Calculating 'run and tumble' behavior of bacteria in groundwater
Bacteria in groundwater move in surprising ways. They can passively ride flowing groundwater, or they can actively move on their own in what scientists call "run and tumble" behavior. However, most numerical models of bacterial transport in groundwater stumble when it comes to calculating how bacteria move. As a first step in improving these models, scientists studied the movements of two kinds of microorganisms. They then factored those characteristics into a simple micro-scale transport model that more accurately predicted changes underground.

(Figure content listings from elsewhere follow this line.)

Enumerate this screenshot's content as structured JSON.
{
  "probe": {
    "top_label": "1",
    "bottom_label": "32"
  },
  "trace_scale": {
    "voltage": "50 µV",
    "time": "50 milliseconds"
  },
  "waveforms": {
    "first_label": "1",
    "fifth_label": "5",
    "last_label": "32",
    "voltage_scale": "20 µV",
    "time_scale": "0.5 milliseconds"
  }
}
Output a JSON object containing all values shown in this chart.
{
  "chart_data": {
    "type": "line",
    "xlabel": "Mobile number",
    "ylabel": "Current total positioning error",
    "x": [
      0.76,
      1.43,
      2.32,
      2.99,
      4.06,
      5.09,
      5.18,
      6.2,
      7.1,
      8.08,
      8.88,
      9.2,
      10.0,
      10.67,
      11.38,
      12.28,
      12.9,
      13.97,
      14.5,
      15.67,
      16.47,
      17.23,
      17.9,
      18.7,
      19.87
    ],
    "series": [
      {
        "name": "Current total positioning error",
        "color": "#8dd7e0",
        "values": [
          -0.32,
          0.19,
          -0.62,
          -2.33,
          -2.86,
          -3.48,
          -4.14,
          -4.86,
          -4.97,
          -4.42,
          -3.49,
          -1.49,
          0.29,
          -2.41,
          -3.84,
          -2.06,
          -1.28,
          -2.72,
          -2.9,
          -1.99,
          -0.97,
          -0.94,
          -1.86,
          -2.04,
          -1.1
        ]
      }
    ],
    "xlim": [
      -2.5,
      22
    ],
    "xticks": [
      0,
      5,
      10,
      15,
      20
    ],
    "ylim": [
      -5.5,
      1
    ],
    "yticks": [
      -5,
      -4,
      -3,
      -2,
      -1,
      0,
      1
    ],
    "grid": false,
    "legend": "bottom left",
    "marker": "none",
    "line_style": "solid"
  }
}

Current reactive transport models either do not account for any movement or only simulate passive transport of bacteria in groundwater, which can lead to a poor understanding of bacteria's influence on contaminant transport and nutrient cycling. The results of this study can help scientists develop more accurate numerical models of bacterial transport so they can better understand the role of bacteria in hydro-biogeochemical processes. These results can also help engineers design better approaches for managing contaminant plumes.
Scientists at the Desert Research Institute, Pacific Northwest National Laboratory, Brigham Young University, and EMSL, the Environmental Molecular Sciences Laboratory, partnered to study how two different types of microorganisms moved in flowing groundwater. Both types of microorganisms had been used in contaminant transport studies, one at the Hanford Site in southeastern Washington State and one at the U.S. Department of Energy field research site in Rifle, Colorado. The scientists studied trajectories of individual cells over several seconds to a few minutes. Using EMSL's super resolution fluorescence microscope, they noted a distinct run (movement in one direction) followed by a tumble (a sudden, random change in direction). By calculating the length and timing of these movements, they could develop a simple Continuous Time Random Walk (CTRW) model to predict how the bacteria would move. When compared to current models for bacterial remediation, the CTRW model was better at predicting bacterial transport in many circumstances. The CTRW model is the first step in developing and testing new reactive transport models that incorporate bacterial transport behavior.